International engagiert: Rotarier des RC Hanau-Maintal überreichen mit ihren Freunden aus Langres in Frankreich einen Spendenscheck. Foto: PM

Hanau/Maintal

Rotary Club Hanau-Maintal feiert sein 50-jähriges Bestehen

Hanau/Maintal. 1969 wurde der Rotary Club Hanau-Maintal im Staatspark Wilhelmsbad gegründet. Was lag da näher, als auch das Jubiläum anlässlich des 50-jährigen Bestehens im Arkadensaal des historischen Kurparks zu feiern? Und das mit prominenten Gästen:

Von Holger Weber

Neben Hanaus Oberbürgermeister Claus Kaminsky und seiner Maintaler Amtskollegin Monika Böttcher hatten die Rotarier Dr. Beate Heraeus, die Vorsitzende der Heraeus Bildungsstiftung, als Festrednerin gewinnen können.

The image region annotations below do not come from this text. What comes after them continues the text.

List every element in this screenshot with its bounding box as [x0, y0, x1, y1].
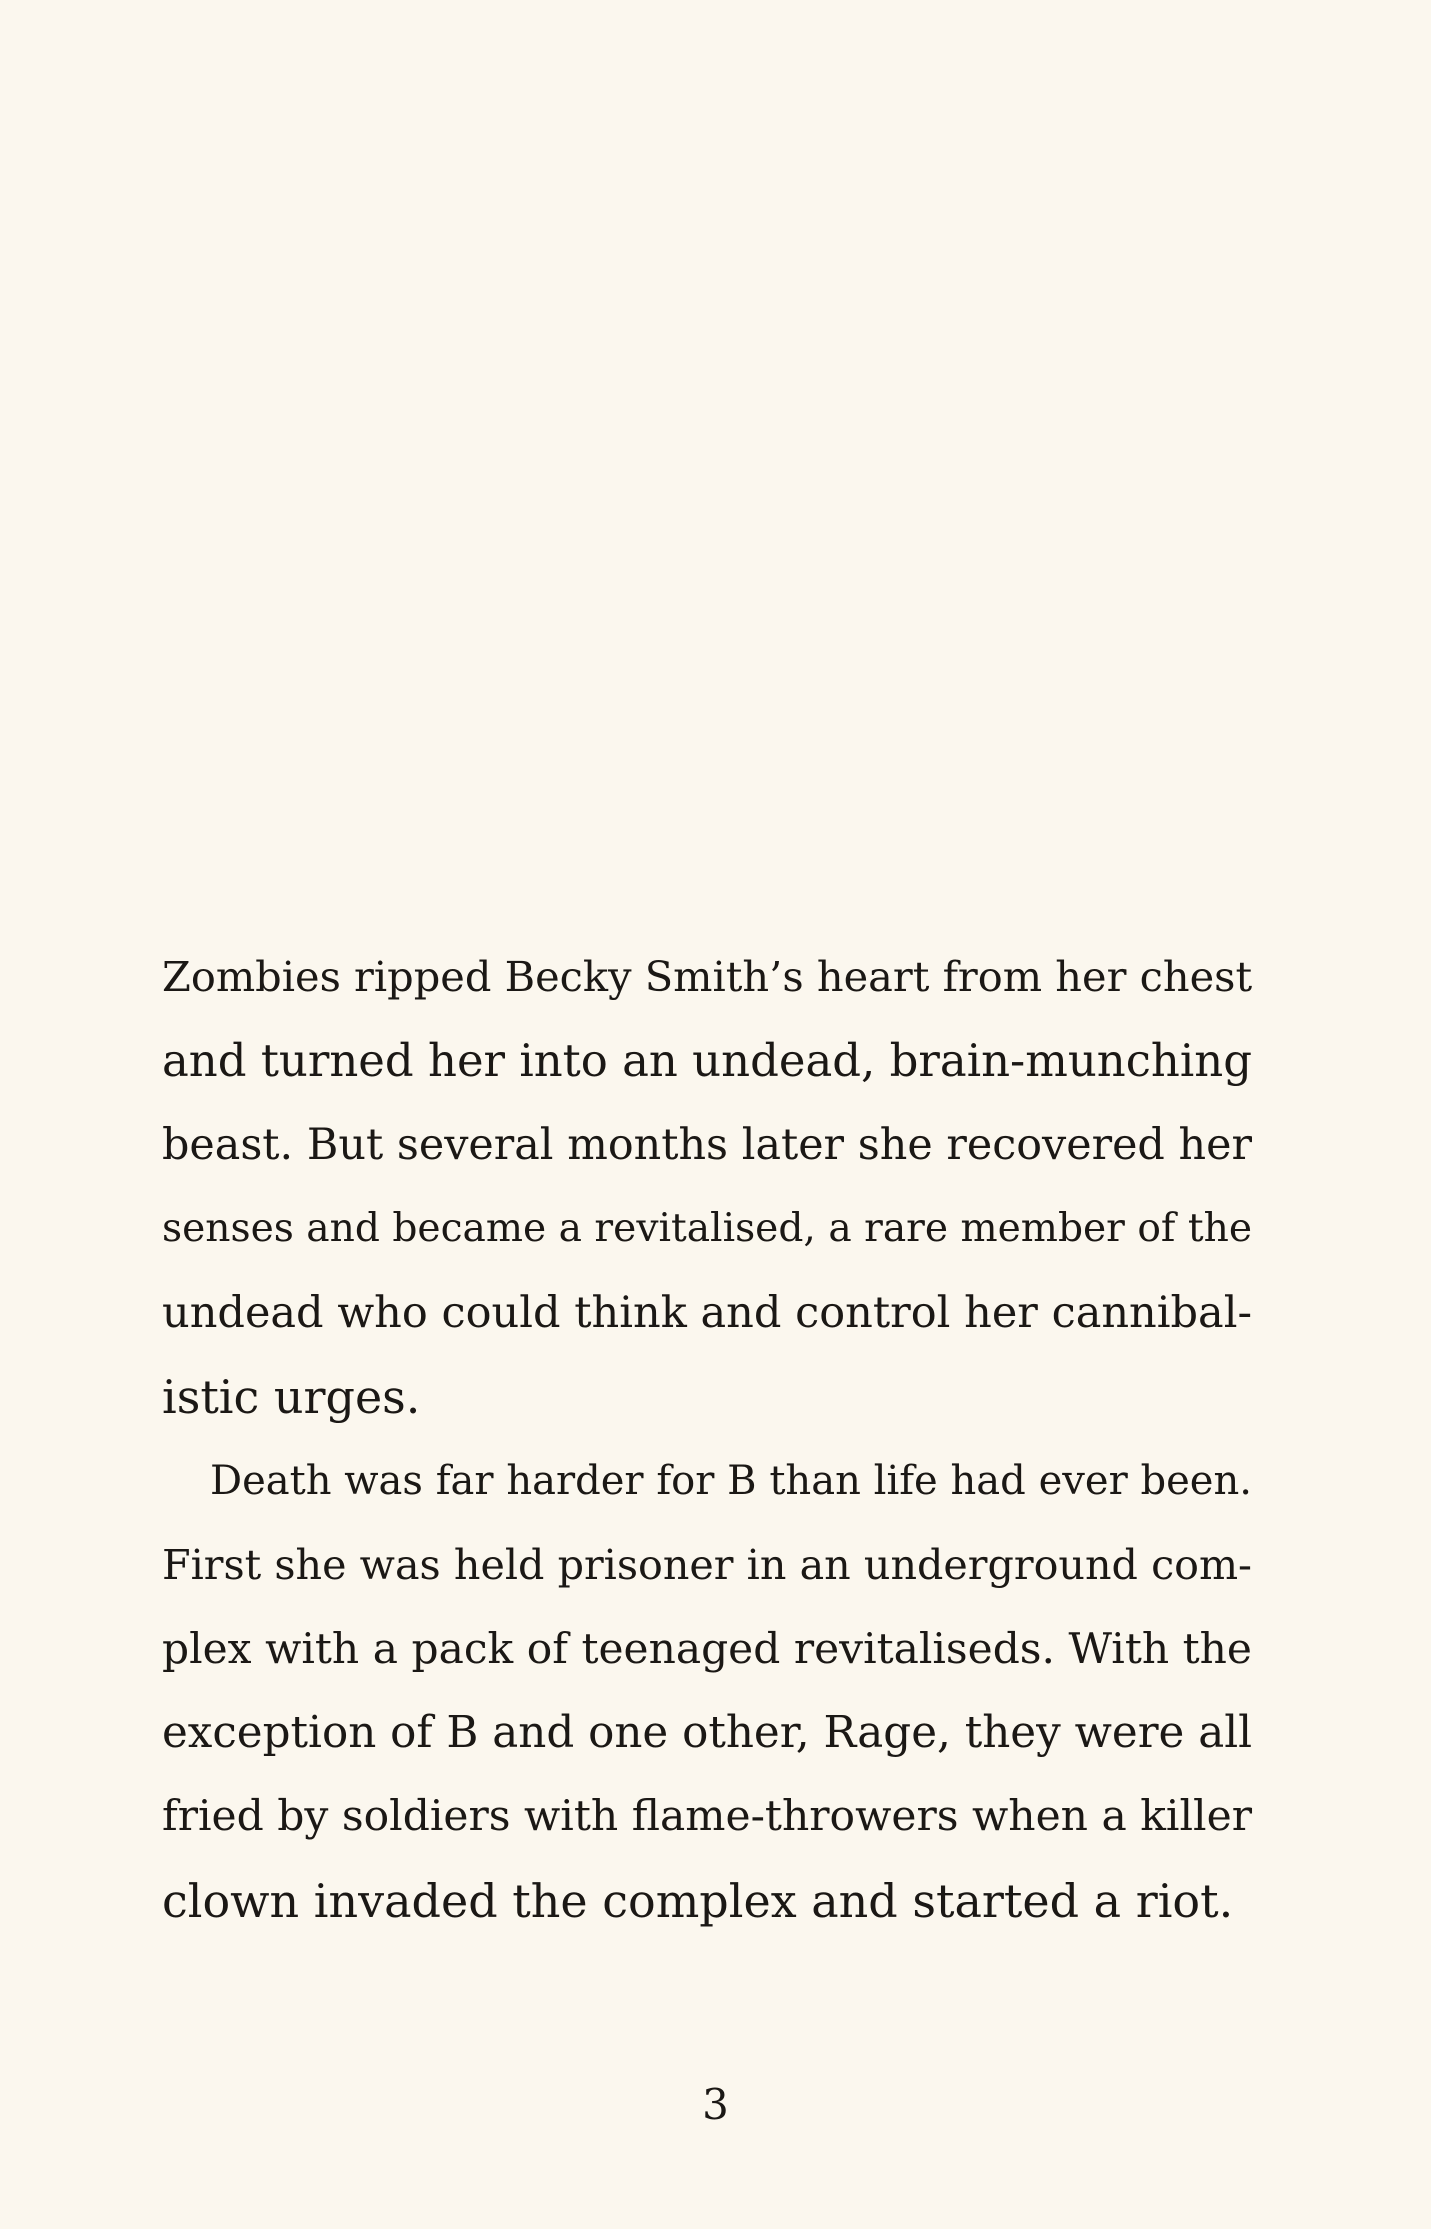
paragraph-1 [162, 935, 1252, 1439]
text-line: and turned her into an undead, brain-munching [162, 1034, 1252, 1087]
text-line: clown invaded the complex and started a riot. [162, 1874, 1234, 1928]
text-line: plex with a pack of teenaged revitaliseds. With the [162, 1624, 1252, 1673]
paragraph-2 [162, 1439, 1252, 1943]
text-line: beast. But several months later she recovered her [162, 1120, 1252, 1170]
text-line: fried by soldiers with flame-throwers when a killer [162, 1792, 1252, 1841]
text-line: istic urges. [162, 1370, 421, 1424]
text-line: Zombies ripped Becky Smith’s heart from her chest [162, 952, 1253, 1001]
text-line: First she was held prisoner in an underground com- [162, 1541, 1252, 1589]
text-line: undead who could think and control her cannibal- [162, 1288, 1252, 1338]
text-line: exception of B and one other, Rage, they were all [162, 1708, 1253, 1758]
body-text [162, 935, 1252, 1943]
text-line: Death was far harder for B than life had ever been. [210, 1458, 1252, 1504]
text-line: senses and became a revitalised, a rare member of the [162, 1206, 1252, 1251]
page-number: 3 [702, 2080, 729, 2129]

In den Ansprachen des Abends wurde deutlich: Die Rotarier sind zwar lokal in den beiden Städten Hanau und Maintal verankert. Doch ihr Blick und ihr Verantwortungsbewusstsein für die Gesellschaft gehen weit über die Grenzen der beiden Städte hinaus. Wie fast alle der rund 32 000 Rotary-Clubs weltweit pflegt auch der Rotary Club Hanau Maintal viele Konakte in die ganze Welt. Aus Ipswich in Großbritannien und Langres in Frankreich waren Vertreter der Partnerclubs zur Jubiläumsfeier nach Wilhelmsbad gekommen, mit denen die Hanauer schon seit vielen Jahren enge Freundschaften pflegen und auch gemeinsam soziale Projekte unterstützen.

Vielzahl von Projekten

Medizinische Einrichtungen für Kamerun, Schulausstattungen für Togo, Erdbebenhilfe für Italien. Dies sind nur einige von einer Vielzahl von Projekten, die auch mit Hilfe des RC Hanau-Maintal unterstützt wurden. „Mit unseren Projekten, lokal und international, möchten wir als Rotarier und Club einen Beitrag zur Verbesserung der Lebenssituation von Menschen beitragen“, fasste der derzeitige Club-Präsident Eberhard Uhlig in wenigen Worten einige der wichtigsten Ziele der Rotarier zusammen.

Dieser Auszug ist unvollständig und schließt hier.